1-If so can anyone give me a hint to the answer of my question?
2-If I am incorrect can anyone explain to me the answer in the above link in a clear way please?
EDIT:
In the solution that is given in the link above:
I do not know why he considered the given linear transformation unitary or orthogonal, could anyone explain this for me please?
EDIT2:
The statement in general is false (it is true only for orthonormal basis) ..... can anyone give me an example for showing that it is false please?

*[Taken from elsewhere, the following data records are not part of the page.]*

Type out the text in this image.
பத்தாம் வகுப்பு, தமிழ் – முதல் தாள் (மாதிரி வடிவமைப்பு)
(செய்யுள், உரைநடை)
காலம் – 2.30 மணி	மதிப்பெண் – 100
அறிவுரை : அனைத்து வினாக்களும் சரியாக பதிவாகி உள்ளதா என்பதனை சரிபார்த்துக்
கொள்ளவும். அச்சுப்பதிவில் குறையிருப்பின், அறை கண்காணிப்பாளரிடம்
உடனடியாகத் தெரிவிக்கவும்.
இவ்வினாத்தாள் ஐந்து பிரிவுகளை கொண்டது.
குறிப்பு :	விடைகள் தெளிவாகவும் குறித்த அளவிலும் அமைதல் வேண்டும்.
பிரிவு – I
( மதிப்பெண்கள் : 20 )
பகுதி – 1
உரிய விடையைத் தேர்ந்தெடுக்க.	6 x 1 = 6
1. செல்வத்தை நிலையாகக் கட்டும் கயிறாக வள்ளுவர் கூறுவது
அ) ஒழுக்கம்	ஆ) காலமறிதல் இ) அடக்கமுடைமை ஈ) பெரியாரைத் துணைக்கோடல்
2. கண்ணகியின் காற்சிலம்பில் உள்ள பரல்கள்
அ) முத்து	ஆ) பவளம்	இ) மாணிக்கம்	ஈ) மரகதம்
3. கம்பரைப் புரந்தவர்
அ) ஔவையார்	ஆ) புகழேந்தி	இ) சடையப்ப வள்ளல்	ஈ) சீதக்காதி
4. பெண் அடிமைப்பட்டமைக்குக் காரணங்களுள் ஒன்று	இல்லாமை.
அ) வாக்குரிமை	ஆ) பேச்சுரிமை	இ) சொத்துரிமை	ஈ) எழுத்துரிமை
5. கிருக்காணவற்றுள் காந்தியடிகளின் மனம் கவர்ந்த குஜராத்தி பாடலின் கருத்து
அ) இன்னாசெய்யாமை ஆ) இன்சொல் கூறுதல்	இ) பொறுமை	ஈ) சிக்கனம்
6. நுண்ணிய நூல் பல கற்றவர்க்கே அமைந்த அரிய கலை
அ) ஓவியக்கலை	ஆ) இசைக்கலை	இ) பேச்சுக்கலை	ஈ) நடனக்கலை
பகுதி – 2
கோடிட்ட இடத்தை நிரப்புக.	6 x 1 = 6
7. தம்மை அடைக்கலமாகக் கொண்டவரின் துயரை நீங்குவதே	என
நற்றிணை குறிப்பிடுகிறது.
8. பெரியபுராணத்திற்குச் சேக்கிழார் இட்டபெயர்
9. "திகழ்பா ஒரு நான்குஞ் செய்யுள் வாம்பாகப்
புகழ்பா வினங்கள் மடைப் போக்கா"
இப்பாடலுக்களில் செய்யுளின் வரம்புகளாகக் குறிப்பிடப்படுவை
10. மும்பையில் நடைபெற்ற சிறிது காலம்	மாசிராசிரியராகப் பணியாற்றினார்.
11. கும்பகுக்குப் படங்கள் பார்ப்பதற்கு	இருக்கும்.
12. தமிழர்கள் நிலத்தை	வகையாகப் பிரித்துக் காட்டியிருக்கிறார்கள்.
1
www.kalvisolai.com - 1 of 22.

First, the proof, which is quite simple (and is true even in countably many dimensions, too, with minimal modifications, over either $\mathbb R$ or $\mathbb C$).
If $\{ e_1, \dots, e_n \}$ is an orthonormal basis, the Hilbert-Schmidt norm of $A$ is defined as
$$\| A \| ^2 = \sum _{i=1} ^n \| A e_i \| ^2 = \sum _{i=1} ^n \langle A e_i, A e_i \rangle = \sum _{i=1} ^n \langle A^t A e_i, e_i \rangle = \operatorname{Tr} (A^tA) \ ,$$
where $A^t$ denotes the transpose of $A$.
Now, if $\{ f_1, \dots, f_n \}$ is another orthonormal basis, let $M$ be the transition matrix between them, i.e. $f_i = \sum _j M_{ij} e_j$. Since it is a transition matrix between orthonormal bases, $M$ will be orthogonal, i.e. $M^t M = I_n$ or, equivalently, $\sum _{j=1} ^n (M^t)_{ij} M_{jk} = \delta_{ik}$, with $\delta_{ik}$ being Kronecker's symbol.
Then
$$\sum _{j=1} ^n \| A f_j \| ^2 = \sum _{j=1} ^n \langle A f_j, A f_j \rangle = \sum _{j=1} ^n \langle A^t A f_j, f_j \rangle = \sum _{j=1} ^n \langle A^t A \sum _{i=1} ^n M_{ji} e_i, \sum _{k=1} ^n M_{jk} e_k \rangle = \\ = \sum _{i = 1} ^n \sum _{k = 1} ^n \langle A^t A e_i, e_k \rangle \sum _{j = 1} ^n M_{ji} M_{jk} = \sum _{i = 1} ^n \sum _{k = 1} ^n \langle A^t A e_i, e_k \rangle \sum _{j = 1} ^n (M^t)_{ij} M_{jk} = \sum _{i = 1} ^n \sum _{k = 1} ^n \langle A^t A e_i, e_k \rangle \delta_{ik} = \\ \sum _{i = 1} ^n \langle A^t A e_i, e_i \rangle = \| A \| ^2 \ ,$$
which shows that, indeed, the definition of $\| A \|$ does not depend on the orthonormal basis used.
If one does not use orthonormal bases, though, the above ceases to hold. Probably the simplest illustration of this is to take $A : \mathbb R \to \mathbb R$ given by $Ax = x$. Take $e_1 = 1$ and $f_1 = 2$. The Hilbert-Schmidt norm of $A$ in the basis $\{ e_1 \}$ is $\sum _{i=1} ^1 \| A e_i \| ^2 = | A e_1 | ^2 = |e_1|^2 = 1^2 = 1$, while the norm in the basis $\{ f_1 \}$ is $|A f_1|^2 = |f_1|^2 = 4$. This happens because the basis $\{ f_1 \}$ is not orthonomal, since $\| f_1 \| ^2 = f_1 \cdot f_1 = 2 \cdot 2 = 4 \ne 1$.